Enfin, le troisième objectif, est de suivre spécifiquement les contribuables, personnes physiques comme morales, à enjeux financiers importants. En effet, la pratique du contrôle fiscal doit aussi se traduire par des résultats tangibles en termes financiers. En 2010, nous avons ainsi pu récupérer 16 milliards d'euros de droits et pénalités.

Cette programmation annuelle a été formalisée, dans ses grands principes, voilà une dizaine d'années. Depuis que je suis directeur général, elle est discutée de manière extrêmement précise au sein de la direction ; nous disposons pour cela d'une batterie d'indicateurs. J'ai décidé de présenter systématiquement cette programmation au ministre - avant, c'était plus ou moins le cas -, car je considère qu'elle fait partie des orientations générales de la politique fiscale. Le Gouvernement peut ainsi décider d'ajouter une priorité nouvelle à ce que nous envisageons ! Elle est ensuite présentée, de manière détaillée, à tous les responsables interrégionaux et départementaux.

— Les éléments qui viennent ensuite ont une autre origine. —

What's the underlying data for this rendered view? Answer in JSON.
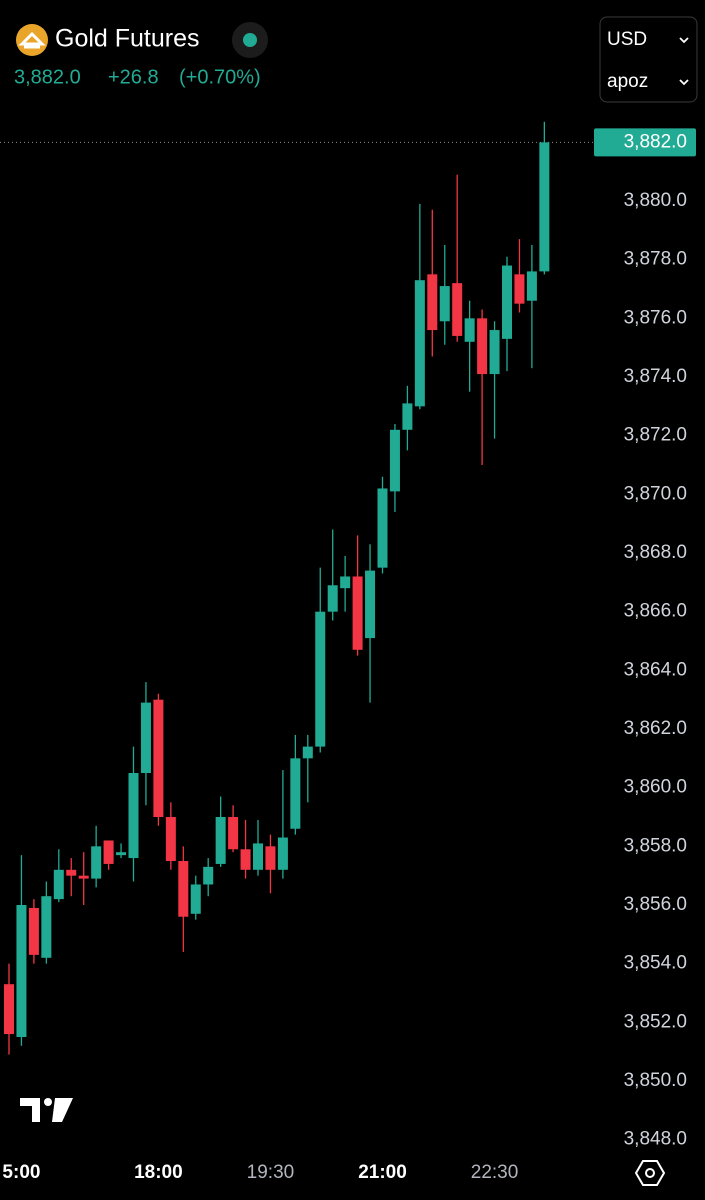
{
  "header": {
    "title": "Gold Futures",
    "price": "3,882.0",
    "change": "+26.8",
    "change_pct": "(+0.70%)",
    "currency": "USD",
    "selector": "apoz"
  },
  "chart_data": {
    "type": "candlestick",
    "categories": [
      null,
      "5:00",
      null,
      null,
      null,
      null,
      null,
      null,
      null,
      null,
      null,
      null,
      "18:00",
      null,
      null,
      null,
      null,
      null,
      null,
      null,
      null,
      "19:30",
      null,
      null,
      null,
      null,
      null,
      null,
      null,
      null,
      "21:00",
      null,
      null,
      null,
      null,
      null,
      null,
      null,
      null,
      "22:30",
      null,
      null,
      null,
      null
    ],
    "open": [
      3853.3,
      3851.5,
      3855.9,
      3854.2,
      3856.2,
      3857.2,
      3857.0,
      3856.9,
      3858.2,
      3857.7,
      3857.6,
      3860.5,
      3863.0,
      3859.0,
      3857.5,
      3855.7,
      3856.7,
      3857.4,
      3859.0,
      3857.9,
      3857.2,
      3858.0,
      3857.2,
      3858.6,
      3861.0,
      3861.4,
      3866.0,
      3866.8,
      3867.2,
      3865.1,
      3867.5,
      3870.1,
      3872.2,
      3873.0,
      3877.5,
      3875.9,
      3877.2,
      3875.2,
      3876.0,
      3874.1,
      3875.3,
      3877.5,
      3876.6,
      3877.6
    ],
    "high": [
      3854.0,
      3857.7,
      3856.2,
      3856.8,
      3857.9,
      3857.6,
      3857.8,
      3858.7,
      3858.2,
      3858.1,
      3861.4,
      3863.6,
      3863.2,
      3859.5,
      3858.0,
      3857.0,
      3857.6,
      3859.7,
      3859.4,
      3858.9,
      3858.9,
      3858.4,
      3860.6,
      3861.8,
      3861.8,
      3867.5,
      3868.8,
      3867.9,
      3868.6,
      3868.3,
      3870.6,
      3872.4,
      3873.7,
      3879.9,
      3879.7,
      3878.5,
      3880.9,
      3876.6,
      3876.3,
      3875.9,
      3878.1,
      3878.7,
      3878.5,
      3882.7
    ],
    "low": [
      3850.9,
      3851.2,
      3854.0,
      3854.0,
      3856.1,
      3856.3,
      3856.0,
      3856.6,
      3857.2,
      3857.6,
      3856.8,
      3859.4,
      3858.7,
      3857.2,
      3854.4,
      3855.5,
      3856.3,
      3857.3,
      3857.8,
      3856.9,
      3857.0,
      3856.4,
      3856.9,
      3858.4,
      3859.5,
      3861.2,
      3865.7,
      3866.0,
      3864.5,
      3862.9,
      3867.3,
      3869.4,
      3871.5,
      3872.9,
      3874.7,
      3875.1,
      3875.2,
      3873.5,
      3871.0,
      3871.9,
      3874.2,
      3876.2,
      3874.3,
      3877.5
    ],
    "close": [
      3851.6,
      3856.0,
      3854.3,
      3856.3,
      3857.2,
      3857.0,
      3856.9,
      3858.0,
      3857.4,
      3857.8,
      3860.5,
      3862.9,
      3859.0,
      3857.5,
      3855.6,
      3856.7,
      3857.3,
      3859.0,
      3857.9,
      3857.2,
      3858.1,
      3857.2,
      3858.3,
      3861.0,
      3861.4,
      3866.0,
      3866.9,
      3867.2,
      3864.7,
      3867.4,
      3870.2,
      3872.2,
      3873.1,
      3877.3,
      3875.6,
      3877.1,
      3875.4,
      3876.0,
      3874.1,
      3875.6,
      3877.8,
      3876.5,
      3877.6,
      3882.0
    ],
    "up_color": "#22ab94",
    "down_color": "#f23645",
    "ylim": [
      3847,
      3883
    ],
    "yticks": [
      {
        "value": 3848,
        "label": "3,848.0"
      },
      {
        "value": 3850,
        "label": "3,850.0"
      },
      {
        "value": 3852,
        "label": "3,852.0"
      },
      {
        "value": 3854,
        "label": "3,854.0"
      },
      {
        "value": 3856,
        "label": "3,856.0"
      },
      {
        "value": 3858,
        "label": "3,858.0"
      },
      {
        "value": 3860,
        "label": "3,860.0"
      },
      {
        "value": 3862,
        "label": "3,862.0"
      },
      {
        "value": 3864,
        "label": "3,864.0"
      },
      {
        "value": 3866,
        "label": "3,866.0"
      },
      {
        "value": 3868,
        "label": "3,868.0"
      },
      {
        "value": 3870,
        "label": "3,870.0"
      },
      {
        "value": 3872,
        "label": "3,872.0"
      },
      {
        "value": 3874,
        "label": "3,874.0"
      },
      {
        "value": 3876,
        "label": "3,876.0"
      },
      {
        "value": 3878,
        "label": "3,878.0"
      },
      {
        "value": 3880,
        "label": "3,880.0"
      }
    ],
    "last_price": {
      "value": 3882,
      "label": "3,882.0"
    },
    "grid": false
  }
}
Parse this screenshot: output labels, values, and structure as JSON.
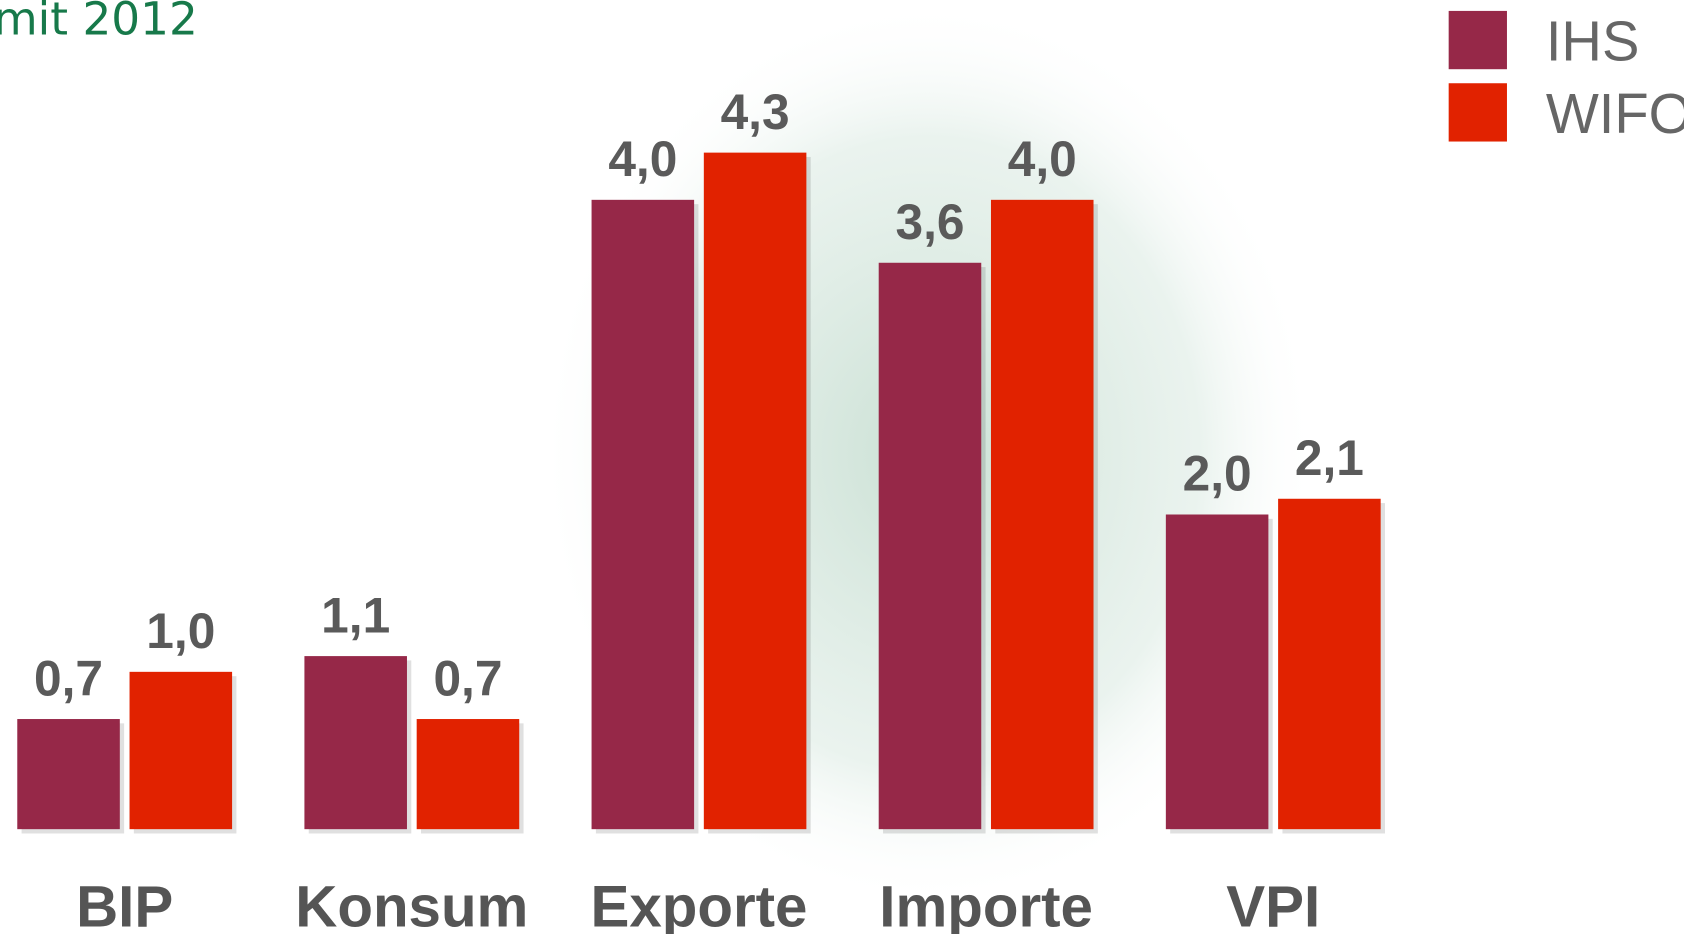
{
  "chart_data": {
    "type": "bar",
    "title": "mit 2012",
    "categories": [
      "BIP",
      "Konsum",
      "Exporte",
      "Importe",
      "VPI"
    ],
    "series": [
      {
        "name": "IHS",
        "color": "#962848",
        "values": [
          0.7,
          1.1,
          4.0,
          3.6,
          2.0
        ],
        "value_labels": [
          "0,7",
          "1,1",
          "4,0",
          "3,6",
          "2,0"
        ]
      },
      {
        "name": "WIFO",
        "color": "#e12200",
        "values": [
          1.0,
          0.7,
          4.3,
          4.0,
          2.1
        ],
        "value_labels": [
          "1,0",
          "0,7",
          "4,3",
          "4,0",
          "2,1"
        ]
      }
    ],
    "legend": "top-right"
  }
}
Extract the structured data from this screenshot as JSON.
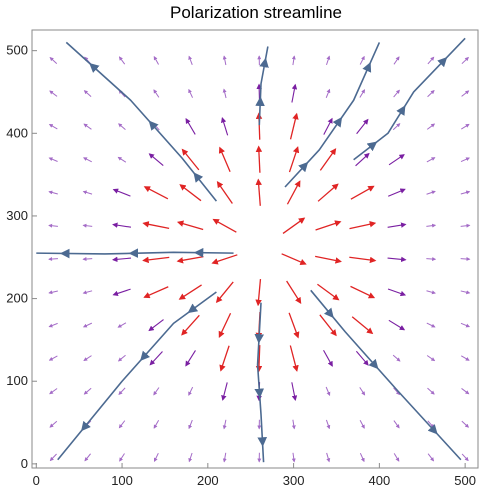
{
  "chart_data": {
    "type": "vector-field",
    "title": "Polarization streamline",
    "xlim": [
      -5,
      515
    ],
    "ylim": [
      -5,
      525
    ],
    "xticks": [
      0,
      100,
      200,
      300,
      400,
      500
    ],
    "yticks": [
      0,
      100,
      200,
      300,
      400,
      500
    ],
    "center": [
      265,
      263
    ],
    "field_grid": {
      "x_start": 20,
      "x_step": 40,
      "x_count": 13,
      "y_start": 8,
      "y_step": 40,
      "y_count": 13
    },
    "colors": {
      "strong_arrow": "#e02424",
      "weak_arrow": "#7a1fa2",
      "faint_arrow": "#a46cc7",
      "streamline": "#4c6a91"
    },
    "streamlines": [
      {
        "name": "to-upper-left",
        "points": [
          [
            210,
            318
          ],
          [
            170,
            370
          ],
          [
            110,
            440
          ],
          [
            35,
            510
          ]
        ]
      },
      {
        "name": "to-up",
        "points": [
          [
            260,
            410
          ],
          [
            262,
            460
          ],
          [
            270,
            505
          ]
        ]
      },
      {
        "name": "to-upper-right",
        "points": [
          [
            290,
            335
          ],
          [
            330,
            380
          ],
          [
            370,
            440
          ],
          [
            400,
            510
          ]
        ]
      },
      {
        "name": "to-right-high",
        "points": [
          [
            370,
            368
          ],
          [
            410,
            400
          ],
          [
            440,
            450
          ],
          [
            500,
            515
          ]
        ]
      },
      {
        "name": "to-left",
        "points": [
          [
            230,
            255
          ],
          [
            160,
            256
          ],
          [
            80,
            254
          ],
          [
            0,
            255
          ]
        ]
      },
      {
        "name": "to-lower-left",
        "points": [
          [
            210,
            208
          ],
          [
            160,
            170
          ],
          [
            100,
            100
          ],
          [
            25,
            5
          ]
        ]
      },
      {
        "name": "to-down",
        "points": [
          [
            262,
            195
          ],
          [
            258,
            120
          ],
          [
            262,
            60
          ],
          [
            265,
            2
          ]
        ]
      },
      {
        "name": "to-lower-right",
        "points": [
          [
            320,
            210
          ],
          [
            360,
            160
          ],
          [
            420,
            90
          ],
          [
            495,
            5
          ]
        ]
      }
    ]
  }
}
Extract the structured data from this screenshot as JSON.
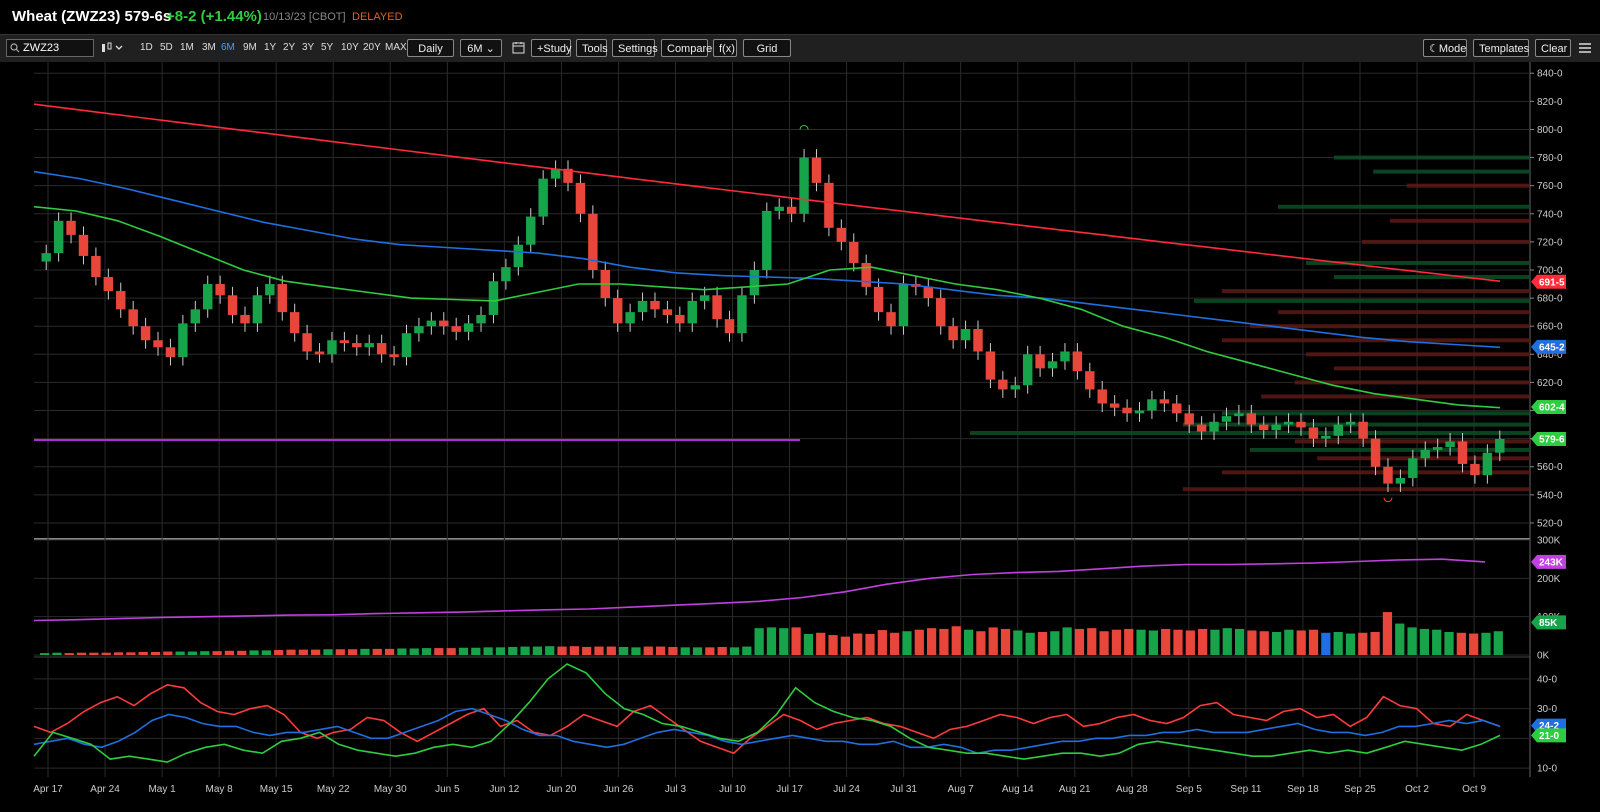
{
  "header": {
    "symbol": "Wheat (ZWZ23) 579-6s",
    "change": "+8-2 (+1.44%)",
    "date": "10/13/23",
    "exchange": "[CBOT]",
    "delayed": "DELAYED"
  },
  "toolbar": {
    "search_value": "ZWZ23",
    "ranges": [
      "1D",
      "5D",
      "1M",
      "3M",
      "6M",
      "9M",
      "1Y",
      "2Y",
      "3Y",
      "5Y",
      "10Y",
      "20Y",
      "MAX"
    ],
    "active_range": "6M",
    "interval": "Daily",
    "period": "6M",
    "study": "+Study",
    "tools": "Tools",
    "settings": "Settings",
    "compare": "Compare",
    "fx": "f(x)",
    "grid": "Grid",
    "mode": "Mode",
    "templates": "Templates",
    "clear": "Clear"
  },
  "sidebar": {
    "icons": [
      "line-tool-icon",
      "fib-tool-icon",
      "shape-tool-icon",
      "arrow-tool-icon",
      "annotation-tool-icon",
      "measure-tool-icon",
      "magnet-icon",
      "lock-icon",
      "undo-icon",
      "redo-icon"
    ]
  },
  "colors": {
    "up": "#16a34a",
    "down": "#e8463a",
    "ma_red": "#ff2a3a",
    "ma_blue": "#1f6fe0",
    "ma_green": "#2ecc40",
    "horizontal_line": "#b02ad8",
    "open_interest": "#c040e0",
    "rsi_red": "#ff3b3b",
    "rsi_blue": "#1f6fe0",
    "rsi_green": "#2ecc40"
  },
  "chart_data": [
    {
      "type": "candlestick",
      "price_axis": [
        "840-0",
        "820-0",
        "800-0",
        "780-0",
        "760-0",
        "740-0",
        "720-0",
        "700-0",
        "680-0",
        "660-0",
        "640-0",
        "620-0",
        "600-0",
        "580-0",
        "560-0",
        "540-0",
        "520-0"
      ],
      "ylim": [
        510,
        848
      ],
      "date_labels": [
        "Apr 17",
        "Apr 24",
        "May 1",
        "May 8",
        "May 15",
        "May 22",
        "May 30",
        "Jun 5",
        "Jun 12",
        "Jun 20",
        "Jun 26",
        "Jul 3",
        "Jul 10",
        "Jul 17",
        "Jul 24",
        "Jul 31",
        "Aug 7",
        "Aug 14",
        "Aug 21",
        "Aug 28",
        "Sep 5",
        "Sep 11",
        "Sep 18",
        "Sep 25",
        "Oct 2",
        "Oct 9"
      ],
      "closes": [
        712,
        735,
        725,
        710,
        695,
        685,
        672,
        660,
        650,
        645,
        638,
        662,
        672,
        690,
        682,
        668,
        662,
        682,
        690,
        670,
        655,
        642,
        640,
        650,
        648,
        645,
        648,
        640,
        638,
        655,
        660,
        664,
        660,
        656,
        662,
        668,
        692,
        702,
        718,
        738,
        765,
        772,
        762,
        740,
        700,
        680,
        662,
        670,
        678,
        672,
        668,
        662,
        678,
        682,
        665,
        655,
        682,
        700,
        742,
        745,
        740,
        780,
        762,
        730,
        720,
        705,
        688,
        670,
        660,
        690,
        688,
        680,
        660,
        650,
        658,
        642,
        622,
        615,
        618,
        640,
        630,
        635,
        642,
        628,
        615,
        605,
        602,
        598,
        600,
        608,
        605,
        598,
        590,
        585,
        592,
        596,
        598,
        590,
        586,
        590,
        592,
        588,
        580,
        582,
        590,
        592,
        580,
        560,
        548,
        552,
        566,
        572,
        574,
        578,
        562,
        554,
        570,
        579.75
      ],
      "price_labels": [
        {
          "text": "691-5",
          "value": 691.625,
          "color": "#ff2a3a"
        },
        {
          "text": "645-2",
          "value": 645.25,
          "color": "#1f6fe0"
        },
        {
          "text": "602-4",
          "value": 602.5,
          "color": "#2ecc40"
        },
        {
          "text": "579-6",
          "value": 579.75,
          "color": "#2ecc40"
        }
      ],
      "moving_averages": [
        {
          "name": "MA red",
          "start": 818,
          "end": 692
        },
        {
          "name": "MA blue",
          "start": 770,
          "end": 645
        },
        {
          "name": "MA green",
          "start": 745,
          "end": 602
        }
      ],
      "horizontal_line": 579
    },
    {
      "type": "bar",
      "axis": [
        "300K",
        "200K",
        "100K",
        "0K"
      ],
      "ylim": [
        0,
        300
      ],
      "price_labels": [
        {
          "text": "243K",
          "value": 243,
          "color": "#c040e0"
        },
        {
          "text": "85K",
          "value": 85,
          "color": "#16a34a"
        }
      ],
      "volume": [
        5,
        6,
        5,
        6,
        6,
        6,
        7,
        7,
        8,
        8,
        9,
        9,
        9,
        10,
        10,
        11,
        11,
        12,
        12,
        13,
        14,
        14,
        14,
        15,
        15,
        15,
        16,
        16,
        16,
        17,
        17,
        18,
        18,
        18,
        19,
        19,
        20,
        20,
        21,
        22,
        22,
        23,
        22,
        23,
        21,
        22,
        22,
        21,
        20,
        22,
        22,
        21,
        20,
        20,
        20,
        21,
        20,
        22,
        70,
        72,
        70,
        72,
        55,
        58,
        52,
        48,
        56,
        55,
        65,
        58,
        62,
        66,
        70,
        68,
        75,
        66,
        62,
        72,
        68,
        64,
        58,
        60,
        62,
        72,
        68,
        70,
        62,
        66,
        68,
        66,
        64,
        68,
        66,
        64,
        68,
        66,
        70,
        68,
        64,
        62,
        60,
        66,
        64,
        66,
        58,
        60,
        56,
        58,
        60,
        112,
        82,
        72,
        68,
        66,
        60,
        58,
        56,
        58,
        62
      ],
      "open_interest": [
        90,
        92,
        95,
        98,
        100,
        102,
        104,
        105,
        108,
        110,
        112,
        115,
        118,
        120,
        125,
        130,
        135,
        140,
        150,
        165,
        185,
        200,
        210,
        215,
        218,
        225,
        232,
        236,
        236,
        238,
        240,
        244,
        248,
        250,
        243
      ]
    },
    {
      "type": "line",
      "axis": [
        "40-0",
        "30-0",
        "20-0",
        "10-0"
      ],
      "ylim": [
        7,
        47
      ],
      "price_labels": [
        {
          "text": "24-2",
          "value": 24.25,
          "color": "#1f6fe0"
        },
        {
          "text": "21-0",
          "value": 21.0,
          "color": "#2ecc40"
        }
      ],
      "series": [
        {
          "name": "red",
          "values": [
            24,
            22,
            25,
            29,
            32,
            34,
            31,
            35,
            38,
            37,
            32,
            29,
            28,
            30,
            31,
            28,
            22,
            20,
            22,
            23,
            27,
            26,
            22,
            19,
            22,
            25,
            28,
            30,
            24,
            26,
            22,
            21,
            24,
            28,
            26,
            24,
            29,
            31,
            27,
            23,
            19,
            17,
            15,
            20,
            24,
            28,
            26,
            23,
            25,
            26,
            27,
            25,
            24,
            22,
            20,
            23,
            24,
            26,
            28,
            27,
            25,
            27,
            28,
            24,
            25,
            27,
            28,
            26,
            25,
            27,
            31,
            32,
            28,
            27,
            26,
            29,
            30,
            27,
            28,
            24,
            27,
            34,
            31,
            30,
            25,
            24,
            28,
            26,
            24
          ]
        },
        {
          "name": "blue",
          "values": [
            18,
            19,
            20,
            18,
            17,
            19,
            22,
            26,
            28,
            27,
            25,
            24,
            24,
            22,
            21,
            22,
            22,
            23,
            24,
            22,
            20,
            20,
            22,
            24,
            26,
            29,
            30,
            28,
            26,
            23,
            21,
            21,
            19,
            18,
            17,
            18,
            20,
            22,
            23,
            22,
            21,
            19,
            18,
            19,
            20,
            21,
            20,
            19,
            19,
            18,
            18,
            19,
            17,
            17,
            18,
            17,
            15,
            16,
            16,
            17,
            18,
            19,
            19,
            20,
            20,
            21,
            21,
            22,
            22,
            23,
            22,
            22,
            22,
            23,
            24,
            25,
            23,
            22,
            22,
            21,
            22,
            24,
            24,
            25,
            26,
            25,
            26,
            24
          ]
        },
        {
          "name": "green",
          "values": [
            14,
            22,
            20,
            18,
            13,
            14,
            13,
            12,
            15,
            17,
            18,
            16,
            15,
            19,
            20,
            22,
            18,
            16,
            15,
            14,
            15,
            17,
            18,
            17,
            19,
            25,
            32,
            40,
            45,
            42,
            35,
            30,
            28,
            25,
            24,
            22,
            20,
            19,
            22,
            28,
            37,
            32,
            29,
            27,
            26,
            24,
            20,
            17,
            16,
            15,
            15,
            14,
            13,
            14,
            15,
            15,
            14,
            15,
            18,
            19,
            18,
            17,
            16,
            15,
            14,
            14,
            15,
            16,
            15,
            16,
            15,
            17,
            19,
            18,
            17,
            16,
            18,
            21
          ]
        }
      ]
    }
  ]
}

En outre, depuis quelques années, nous nous sommes collectivement efforcés à la fois de conserver et de renforcer le contrôle fiscal.

Le conserver suppose d'abord de garantir, tant qualitativement que quantitativement, une sorte de filière dédiée. Ainsi, alors même que la DGFiP faisait d'importants efforts de productivité, en vertu de la règle du non-remplacement d'un départ à la retraite sur deux, les agents chargés des contrôles fiscaux approfondis n'ont pas été touchés par ces économies. Nous avons également veillé à ce que la qualité des formations ainsi que le niveau de recrutement soient préservés. Par exemple, un chef de brigade, responsable du contrôle fiscal local, doit être un inspecteur principal, c'est-à-dire un agent qui a subi une sélection extrêmement rigoureuse. Ces fonctionnaires font partie de nos meilleurs éléments et évoluent dans le cadre d'une filière bien précise.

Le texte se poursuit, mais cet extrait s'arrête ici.